El capitán volvió a entrar en la cocina y prosiguió:

—Sin duda se dedicaban a una actividad ilegal. De lo contrario, no se comprende la prisa que tuvieron en huir.

—Pero, ¿qué tendría que ver aquella jovencita con todo esto?

El capitán se volvió y miro a Travis.

—Muy linda, Travis, pero peligrosa. Yo no confiaría en una muchacha así, sea cual fuere el motivo que haya tenido para desembarazarse del viejo.

Continuó mirando a Travis, como si estudiara sus expresiones. Luego dijo:

—Tengo algo más para mostrarle.

Lo condujo hacia la parte posterior de la cocina, donde se encontraba la puerta que llevaba al sótano. Bajaron las escaleras.

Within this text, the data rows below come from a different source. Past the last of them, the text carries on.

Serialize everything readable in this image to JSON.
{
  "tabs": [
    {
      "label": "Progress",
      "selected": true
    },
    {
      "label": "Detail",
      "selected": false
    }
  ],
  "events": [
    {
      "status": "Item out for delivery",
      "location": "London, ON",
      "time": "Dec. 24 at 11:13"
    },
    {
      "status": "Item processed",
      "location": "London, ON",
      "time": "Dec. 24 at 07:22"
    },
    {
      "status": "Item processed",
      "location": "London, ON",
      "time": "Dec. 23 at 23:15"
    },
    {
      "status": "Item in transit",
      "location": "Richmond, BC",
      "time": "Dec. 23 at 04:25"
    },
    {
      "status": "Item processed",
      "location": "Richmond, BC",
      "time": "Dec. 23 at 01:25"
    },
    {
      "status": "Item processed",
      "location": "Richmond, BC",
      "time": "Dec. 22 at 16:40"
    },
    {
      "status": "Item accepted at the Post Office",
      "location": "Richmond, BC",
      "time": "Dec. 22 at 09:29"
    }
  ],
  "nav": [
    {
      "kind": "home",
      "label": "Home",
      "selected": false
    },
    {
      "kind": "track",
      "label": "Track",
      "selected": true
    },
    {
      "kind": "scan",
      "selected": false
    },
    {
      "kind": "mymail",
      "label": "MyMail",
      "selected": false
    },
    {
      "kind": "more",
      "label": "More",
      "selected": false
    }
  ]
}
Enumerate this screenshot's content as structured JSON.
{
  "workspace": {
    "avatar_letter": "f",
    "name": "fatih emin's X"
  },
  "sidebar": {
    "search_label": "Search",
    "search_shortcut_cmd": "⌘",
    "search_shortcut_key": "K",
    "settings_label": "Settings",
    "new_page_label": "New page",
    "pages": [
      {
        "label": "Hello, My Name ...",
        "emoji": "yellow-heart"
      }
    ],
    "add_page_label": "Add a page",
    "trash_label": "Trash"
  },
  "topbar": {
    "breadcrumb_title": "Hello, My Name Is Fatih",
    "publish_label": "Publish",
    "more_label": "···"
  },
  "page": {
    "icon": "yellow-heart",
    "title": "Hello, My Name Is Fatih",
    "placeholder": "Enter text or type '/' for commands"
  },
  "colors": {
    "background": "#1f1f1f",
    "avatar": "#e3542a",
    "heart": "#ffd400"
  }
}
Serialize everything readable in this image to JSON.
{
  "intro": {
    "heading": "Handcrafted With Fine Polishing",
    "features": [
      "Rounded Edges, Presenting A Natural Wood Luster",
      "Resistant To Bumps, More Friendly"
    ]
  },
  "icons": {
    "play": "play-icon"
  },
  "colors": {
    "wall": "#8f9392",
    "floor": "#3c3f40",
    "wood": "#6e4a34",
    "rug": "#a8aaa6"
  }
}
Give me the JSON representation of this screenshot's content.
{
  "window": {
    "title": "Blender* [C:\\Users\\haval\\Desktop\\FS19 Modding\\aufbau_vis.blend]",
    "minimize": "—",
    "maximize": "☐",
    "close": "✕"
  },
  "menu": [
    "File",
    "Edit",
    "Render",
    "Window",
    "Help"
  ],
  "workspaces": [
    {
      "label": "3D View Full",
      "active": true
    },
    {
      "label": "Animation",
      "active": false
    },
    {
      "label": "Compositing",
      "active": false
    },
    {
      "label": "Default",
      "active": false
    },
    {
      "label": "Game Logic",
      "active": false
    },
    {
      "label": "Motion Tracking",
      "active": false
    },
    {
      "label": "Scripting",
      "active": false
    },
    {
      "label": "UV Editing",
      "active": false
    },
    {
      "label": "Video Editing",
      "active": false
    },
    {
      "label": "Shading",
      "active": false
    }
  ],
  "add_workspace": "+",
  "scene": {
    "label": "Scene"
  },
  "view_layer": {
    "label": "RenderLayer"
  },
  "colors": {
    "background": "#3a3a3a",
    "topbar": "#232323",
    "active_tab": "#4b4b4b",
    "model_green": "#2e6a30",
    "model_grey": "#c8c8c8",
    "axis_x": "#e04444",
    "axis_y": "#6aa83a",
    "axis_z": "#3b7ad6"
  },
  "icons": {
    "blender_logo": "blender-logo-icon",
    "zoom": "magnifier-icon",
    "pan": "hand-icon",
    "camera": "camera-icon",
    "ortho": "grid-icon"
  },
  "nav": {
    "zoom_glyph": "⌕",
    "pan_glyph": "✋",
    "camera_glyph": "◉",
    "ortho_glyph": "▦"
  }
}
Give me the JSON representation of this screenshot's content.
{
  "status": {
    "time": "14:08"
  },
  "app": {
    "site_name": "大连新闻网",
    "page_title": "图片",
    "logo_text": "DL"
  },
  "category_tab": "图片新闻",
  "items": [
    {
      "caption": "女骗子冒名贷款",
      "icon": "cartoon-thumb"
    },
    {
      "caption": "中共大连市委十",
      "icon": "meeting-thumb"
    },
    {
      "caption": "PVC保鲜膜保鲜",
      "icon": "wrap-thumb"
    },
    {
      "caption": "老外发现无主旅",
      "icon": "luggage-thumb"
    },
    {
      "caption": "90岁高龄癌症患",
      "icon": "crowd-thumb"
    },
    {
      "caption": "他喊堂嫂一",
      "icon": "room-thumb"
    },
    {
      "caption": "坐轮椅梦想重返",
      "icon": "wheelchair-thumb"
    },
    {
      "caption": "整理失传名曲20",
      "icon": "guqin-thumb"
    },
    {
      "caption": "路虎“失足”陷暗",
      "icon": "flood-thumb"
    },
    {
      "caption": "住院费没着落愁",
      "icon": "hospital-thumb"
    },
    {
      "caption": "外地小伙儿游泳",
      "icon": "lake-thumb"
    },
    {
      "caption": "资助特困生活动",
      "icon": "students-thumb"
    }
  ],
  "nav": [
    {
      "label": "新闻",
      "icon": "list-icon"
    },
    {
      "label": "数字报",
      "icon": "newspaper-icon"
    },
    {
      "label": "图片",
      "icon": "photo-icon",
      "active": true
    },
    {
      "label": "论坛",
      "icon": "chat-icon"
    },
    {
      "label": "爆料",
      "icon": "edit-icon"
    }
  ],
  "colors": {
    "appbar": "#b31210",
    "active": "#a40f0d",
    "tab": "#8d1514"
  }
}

En el sótano el desorden era mucho más impresionante que en la planta baja. Desparramados por el suelo se veían fragmentos de cajas rotas y libros. Junto a la abertura de la salamandra se amontonaban restos de cosas que habían sido rápidamente quemadas.

—¿Ha visto aquel rincón? —preguntó el capitán Tomkins, señalando uno de los lugares más sucios y oscuros del sótano.

—Ahí no hay nada —replicó Travis.

—Exactamente. Ahora no hay nada. ¿Sabe lo que había cuando llegamos esta mañana?

—¿Cómo diablos podría saberlo?

—Muy bien, no se impaciente. No es ése mi propósito…, aunque no sé por qué estoy perdiendo el tiempo contándole estas cosas.

—Prosiga. ¿Qué había ahí?

—Un hombre muerto.

—¿Quién era?

—Un vagabundo. Se llamaba Chester Grimes. Lo encerramos en varias ocasiones. Pasó con regularidad por el tribunal de faltas, y estuvo uno o dos meses en la cárcel, por vagancia. Siempre estaba borracho. No podemos imaginarnos cómo se mezcló con esta gente.

—Eso no es raro, ¿verdad? El tipo coge una curda y la duerme aquí…, sólo que éste es su último sueño. Quizá los que vivían aquí ni siquiera se fijaron en él y no tuvieron más remedio que dejarlo cuando empezaron la mudanza.

El capitán movió la cabeza.

—Usted no comprende. Posiblemente no me he expresado con claridad. Ese individuo tenía la piel de un color gris oscuro y se estaba volviendo negra. Estaba cubierto de manchas rojas, y alrededor del cuello y en el pecho tenía grandes ampollas. ¿Le recuerda a alguien?

Travis respiró profundamente.

—¡Al otro!

—Exactamente. Chester Grimes. Domicilio desconocido. Hacía dos o tres meses que no lo veíamos. Sus huellas digitales eran tan irreconocibles como las del viejo del hospital, a causa de cierto proceso que se produjo en su piel. No obstante, pudieron identificarlo. El sargento de la sección de identificación tuvo que trabajar bastante. Este hombre y el viejo del hospital parecen haber servido como conejos de Indias en algún terrible experimento. Al principio, creí que eran ellos mismos los que estaban experimentando, pero, sin duda, Grimes era incapaz de eso. Además, siempre estaba demasiado borracho. Recuerde que el viejo del hospital gritaba incesantemente y pedía que no volvieran a llevárselo.